Yatırım tutarı çok yüksek olan bu tesisler için uluslararası veya ulusal finans kuruluşlarından krediler sağlanarak inşaatlar yapılmaktadır. Ancak; gerek inşaat aşamasında, gerekse işletme sürecinde , tesisin işletmesiyle alakalı olmayan hukuki girişimler ile bu tür yatırımlar durdurulmak istenmektedir. Açılan davalar, devletin ilgili yönetmelik ve uygulamalarına yönelik olsa da, bu süreçten yalnızca şirketler zarar görmektedir. İlgili devlet kurumunun verdiği izinlerle yatırımına başlanan bir proje , daha sonra bahse konu iznin iptaline yönelik açılan herhangi bir dava sonucunda projenin inşaatı veya işletmesi durdurulmakta, mevcut yatırım için alınmış kredi borçları ödenememekte ve asıl işte bu şekilde şirketler , uluslararası finans kuruluşlarına devrolmaktadır.



- Gazetelerde yer alan fotoğraflarda kurumuş dere yatağı görüntüsü yer alıyor.
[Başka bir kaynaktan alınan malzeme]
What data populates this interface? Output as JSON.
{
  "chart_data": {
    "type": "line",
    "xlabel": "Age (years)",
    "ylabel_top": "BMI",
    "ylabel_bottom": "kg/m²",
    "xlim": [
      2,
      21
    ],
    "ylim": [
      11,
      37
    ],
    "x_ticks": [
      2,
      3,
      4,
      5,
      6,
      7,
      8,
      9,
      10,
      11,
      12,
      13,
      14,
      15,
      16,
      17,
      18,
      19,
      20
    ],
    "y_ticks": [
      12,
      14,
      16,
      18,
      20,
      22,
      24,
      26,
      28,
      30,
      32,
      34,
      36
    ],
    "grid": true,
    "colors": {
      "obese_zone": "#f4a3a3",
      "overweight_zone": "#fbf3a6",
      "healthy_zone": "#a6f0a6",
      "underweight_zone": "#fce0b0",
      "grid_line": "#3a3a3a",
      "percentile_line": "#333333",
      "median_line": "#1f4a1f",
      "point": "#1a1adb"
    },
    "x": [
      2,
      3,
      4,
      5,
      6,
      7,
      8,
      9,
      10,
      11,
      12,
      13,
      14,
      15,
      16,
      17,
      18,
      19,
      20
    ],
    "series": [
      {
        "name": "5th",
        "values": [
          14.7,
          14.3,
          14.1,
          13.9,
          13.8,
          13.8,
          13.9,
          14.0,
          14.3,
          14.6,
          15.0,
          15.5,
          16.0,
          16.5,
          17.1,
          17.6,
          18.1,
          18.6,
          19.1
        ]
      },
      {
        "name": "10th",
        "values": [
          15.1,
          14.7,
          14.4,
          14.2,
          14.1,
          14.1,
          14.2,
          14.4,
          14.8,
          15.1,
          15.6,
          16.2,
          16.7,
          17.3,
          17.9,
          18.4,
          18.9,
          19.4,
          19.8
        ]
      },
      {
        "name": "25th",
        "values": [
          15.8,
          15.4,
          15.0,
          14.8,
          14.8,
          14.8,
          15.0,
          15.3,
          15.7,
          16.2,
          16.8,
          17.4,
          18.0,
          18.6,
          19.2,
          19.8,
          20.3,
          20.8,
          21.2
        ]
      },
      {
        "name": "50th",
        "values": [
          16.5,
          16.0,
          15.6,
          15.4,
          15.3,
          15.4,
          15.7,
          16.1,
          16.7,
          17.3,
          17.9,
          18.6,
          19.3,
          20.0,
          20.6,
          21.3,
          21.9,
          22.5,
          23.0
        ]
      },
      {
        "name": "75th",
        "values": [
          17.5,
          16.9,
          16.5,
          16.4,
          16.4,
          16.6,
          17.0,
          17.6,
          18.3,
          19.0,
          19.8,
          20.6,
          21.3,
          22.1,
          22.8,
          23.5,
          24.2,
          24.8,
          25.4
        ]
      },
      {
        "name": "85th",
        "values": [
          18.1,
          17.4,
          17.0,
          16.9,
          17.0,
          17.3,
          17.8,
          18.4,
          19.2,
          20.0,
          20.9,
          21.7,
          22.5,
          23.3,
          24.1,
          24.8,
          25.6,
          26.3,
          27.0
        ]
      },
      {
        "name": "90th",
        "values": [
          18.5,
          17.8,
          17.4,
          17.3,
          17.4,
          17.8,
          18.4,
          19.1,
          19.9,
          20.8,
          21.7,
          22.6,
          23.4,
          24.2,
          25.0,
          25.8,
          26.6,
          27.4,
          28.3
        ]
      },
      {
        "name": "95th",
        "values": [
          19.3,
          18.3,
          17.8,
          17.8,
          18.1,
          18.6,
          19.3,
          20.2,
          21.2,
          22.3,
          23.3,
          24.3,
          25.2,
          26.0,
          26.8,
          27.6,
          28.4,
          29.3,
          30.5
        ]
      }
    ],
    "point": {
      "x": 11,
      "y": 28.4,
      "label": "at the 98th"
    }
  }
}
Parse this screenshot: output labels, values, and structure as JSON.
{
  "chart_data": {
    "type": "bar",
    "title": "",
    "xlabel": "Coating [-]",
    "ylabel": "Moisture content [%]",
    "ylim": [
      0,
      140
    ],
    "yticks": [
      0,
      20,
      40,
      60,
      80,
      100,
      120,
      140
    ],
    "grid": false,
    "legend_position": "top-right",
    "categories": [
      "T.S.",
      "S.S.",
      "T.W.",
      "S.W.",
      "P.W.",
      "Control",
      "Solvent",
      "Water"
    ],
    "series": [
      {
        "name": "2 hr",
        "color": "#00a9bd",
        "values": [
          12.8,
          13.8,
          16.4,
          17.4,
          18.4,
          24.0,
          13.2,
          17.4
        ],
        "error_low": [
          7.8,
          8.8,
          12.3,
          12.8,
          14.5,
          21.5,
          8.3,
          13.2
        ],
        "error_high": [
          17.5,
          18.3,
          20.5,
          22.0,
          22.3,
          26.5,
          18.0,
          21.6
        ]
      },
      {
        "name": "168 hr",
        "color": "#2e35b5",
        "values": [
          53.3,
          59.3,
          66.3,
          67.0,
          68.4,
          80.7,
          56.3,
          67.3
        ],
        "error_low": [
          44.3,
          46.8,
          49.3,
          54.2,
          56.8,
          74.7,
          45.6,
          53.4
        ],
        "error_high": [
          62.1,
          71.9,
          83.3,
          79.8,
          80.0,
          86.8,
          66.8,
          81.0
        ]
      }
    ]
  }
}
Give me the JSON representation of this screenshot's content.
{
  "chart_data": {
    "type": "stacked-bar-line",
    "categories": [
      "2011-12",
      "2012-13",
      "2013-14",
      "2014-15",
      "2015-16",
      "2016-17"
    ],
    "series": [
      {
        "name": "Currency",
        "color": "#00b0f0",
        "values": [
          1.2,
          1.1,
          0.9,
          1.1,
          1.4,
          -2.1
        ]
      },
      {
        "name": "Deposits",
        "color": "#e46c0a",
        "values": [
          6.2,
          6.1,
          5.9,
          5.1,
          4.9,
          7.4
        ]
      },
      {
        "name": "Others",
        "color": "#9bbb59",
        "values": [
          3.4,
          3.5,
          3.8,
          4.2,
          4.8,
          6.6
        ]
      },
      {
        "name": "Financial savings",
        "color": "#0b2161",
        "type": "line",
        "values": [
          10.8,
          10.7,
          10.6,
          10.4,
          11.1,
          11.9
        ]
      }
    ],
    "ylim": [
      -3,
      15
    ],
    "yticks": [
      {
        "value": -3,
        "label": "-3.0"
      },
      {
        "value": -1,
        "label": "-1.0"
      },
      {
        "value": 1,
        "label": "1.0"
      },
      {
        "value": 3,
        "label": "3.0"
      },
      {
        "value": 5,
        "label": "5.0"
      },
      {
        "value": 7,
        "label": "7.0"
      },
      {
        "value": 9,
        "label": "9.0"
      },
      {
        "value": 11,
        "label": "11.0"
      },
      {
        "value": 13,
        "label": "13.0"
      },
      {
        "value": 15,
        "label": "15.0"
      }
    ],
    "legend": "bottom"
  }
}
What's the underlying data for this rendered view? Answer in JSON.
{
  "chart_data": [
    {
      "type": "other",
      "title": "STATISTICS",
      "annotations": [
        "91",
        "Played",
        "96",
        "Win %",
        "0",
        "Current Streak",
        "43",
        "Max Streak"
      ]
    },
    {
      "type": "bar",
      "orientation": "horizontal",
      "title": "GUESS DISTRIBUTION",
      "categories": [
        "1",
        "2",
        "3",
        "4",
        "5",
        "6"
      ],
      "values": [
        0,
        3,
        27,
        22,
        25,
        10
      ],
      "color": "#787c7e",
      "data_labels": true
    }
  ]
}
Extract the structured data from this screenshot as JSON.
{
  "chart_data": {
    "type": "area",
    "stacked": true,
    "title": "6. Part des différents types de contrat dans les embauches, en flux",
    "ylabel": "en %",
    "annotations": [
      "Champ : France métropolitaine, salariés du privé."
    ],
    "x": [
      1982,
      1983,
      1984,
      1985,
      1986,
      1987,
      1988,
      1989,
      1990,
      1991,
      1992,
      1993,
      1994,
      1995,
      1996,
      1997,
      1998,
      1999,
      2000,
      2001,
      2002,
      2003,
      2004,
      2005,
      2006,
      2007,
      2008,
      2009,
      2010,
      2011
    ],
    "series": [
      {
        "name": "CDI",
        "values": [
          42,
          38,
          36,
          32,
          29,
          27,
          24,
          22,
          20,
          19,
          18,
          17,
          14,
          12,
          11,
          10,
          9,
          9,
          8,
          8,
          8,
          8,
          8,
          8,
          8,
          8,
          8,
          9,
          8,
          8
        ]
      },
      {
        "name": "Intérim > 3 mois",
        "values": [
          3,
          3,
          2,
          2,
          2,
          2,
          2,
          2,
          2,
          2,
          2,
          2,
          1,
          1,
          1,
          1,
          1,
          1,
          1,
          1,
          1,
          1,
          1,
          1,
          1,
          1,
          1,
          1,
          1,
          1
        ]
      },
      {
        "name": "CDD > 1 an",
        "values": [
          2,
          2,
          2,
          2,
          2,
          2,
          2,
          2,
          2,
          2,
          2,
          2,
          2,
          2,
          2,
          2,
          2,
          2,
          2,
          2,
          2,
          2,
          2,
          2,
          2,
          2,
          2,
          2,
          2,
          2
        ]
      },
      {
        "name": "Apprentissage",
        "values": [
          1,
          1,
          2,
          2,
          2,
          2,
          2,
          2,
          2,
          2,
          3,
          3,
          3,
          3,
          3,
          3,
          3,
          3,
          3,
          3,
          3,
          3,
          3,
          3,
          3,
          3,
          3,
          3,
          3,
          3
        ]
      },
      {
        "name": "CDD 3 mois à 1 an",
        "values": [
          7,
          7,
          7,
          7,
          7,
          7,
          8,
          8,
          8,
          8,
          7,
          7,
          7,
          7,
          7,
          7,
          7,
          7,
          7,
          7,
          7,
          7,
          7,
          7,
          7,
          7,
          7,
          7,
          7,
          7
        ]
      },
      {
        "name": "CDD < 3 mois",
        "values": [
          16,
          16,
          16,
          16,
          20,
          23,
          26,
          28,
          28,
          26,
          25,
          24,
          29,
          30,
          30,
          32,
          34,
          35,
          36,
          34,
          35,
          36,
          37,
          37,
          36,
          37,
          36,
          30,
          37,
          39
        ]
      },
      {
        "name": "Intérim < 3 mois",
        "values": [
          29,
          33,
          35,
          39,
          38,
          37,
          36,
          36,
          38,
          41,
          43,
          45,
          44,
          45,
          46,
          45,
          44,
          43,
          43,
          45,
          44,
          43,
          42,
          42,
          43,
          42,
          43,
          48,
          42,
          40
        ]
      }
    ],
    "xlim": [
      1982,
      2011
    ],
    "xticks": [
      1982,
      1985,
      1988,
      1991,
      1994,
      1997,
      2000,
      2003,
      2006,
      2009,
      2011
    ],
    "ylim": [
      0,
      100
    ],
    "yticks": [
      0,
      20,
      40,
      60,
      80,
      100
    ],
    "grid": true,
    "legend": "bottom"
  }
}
Orası 1970 yıllarında yapılan Alakır barajından sonra kurumuş derenin olduğu kısımdır. Yapılan HES’lerle ilgisi yoktur.



- Kürce tesislerinin inşaat halindeki eski fotoğrafları kullanılarak sürekli olarak haber – bildirim yapılmaktadır. Santralin güncel fotoğrafları web sayfamızda mevcuttur.



- Sit alanında HES yapımı ve işletilmesinin meşruiyeti kanunen sağlandığı bilinmektedir. Verilecek bir Sit kararı , doğanın korunması açısından faydalı olabilir , ancak köyler ve Hasyurt belediyelerinde mülkiyet sorunları oluşturacağı aşikar. 75 km uzunluğundaki Alakır havzada, çayın denize döküldüğü yerde 1 km çapında bir Sit alanı vardır.

Burada yapılaşmaya engel olmak için verilmiş bu Sit kararının tüm havzaya genişletilmesi talebi ile HES’lerin engelleneceği düşüncesi büyük şaşkınlık…. İyi niyetli ve çevreci bir düşünceyi kullanan Hukuki bir istismar….



- Yasalar çerçevesinde kamu kurum ve kuruluşlarınca alınan kararlar, çıkarılan yönetmelikler çerçevesinde , birçok sosyal ve teknik personelin ortak çalışması sonucunda HES’ler gibi birçok faaliyet konusunda yatırımlar , imkan olduğu ölçüde teşvik edilmektedir.

Ancak, ülke menfaatlerini hiçe sayan, konunun uzmanı olmayan birkaç dernek veya kişinin getireceği yorumlar ile hareket edilmesi doğru değildir. Bir HES projesinin kaderi, yarım saat inceleme yapılmadan, ölçüm yapılmadan birkaç kişinin görüşüne bağlı olmamalıdır. O halde, onca Bakanlıklar, kamu kurumları neden var ??



- Bir HES yatırımcısının tarafından bakıldığında ; devletin bir kurumunca teşvik edilen, yönetmeliklerince; gereken tüm izinleri yıllar süren bürokrasi neticesinde tamamlayıp , üzerinde tesis finansmanı için kredi alıp yatırımı, inşaatı yapılıp işletmeye başlayan bir tesise , yine devletin başka bir kurumu tarafından “dur “ denilmesi , hiçbir ülkede görülemeyecek, yatırımcıyı finansal olarak iflasına neden olacak , haksız , yersiz ve ülkemizde binlerce kişiye istihdam sağlayarak iş sahaları yaratan müteşebbis kişilerin önünü kapatan, son derece haksız bir oluşumdur. İş dünyası açısında devletin işleyişi ve güven, esastır. Ehil olmayan kişi veya derneklere, medyanın da ışık tutması ile bu güven ortamı sürekli zedelenmektedir. Etik ve ahlaki değerlerin yitirildiği bir ortamda, adaleti ve güveni sağlayıcı tek unsur, mahkemelerdir.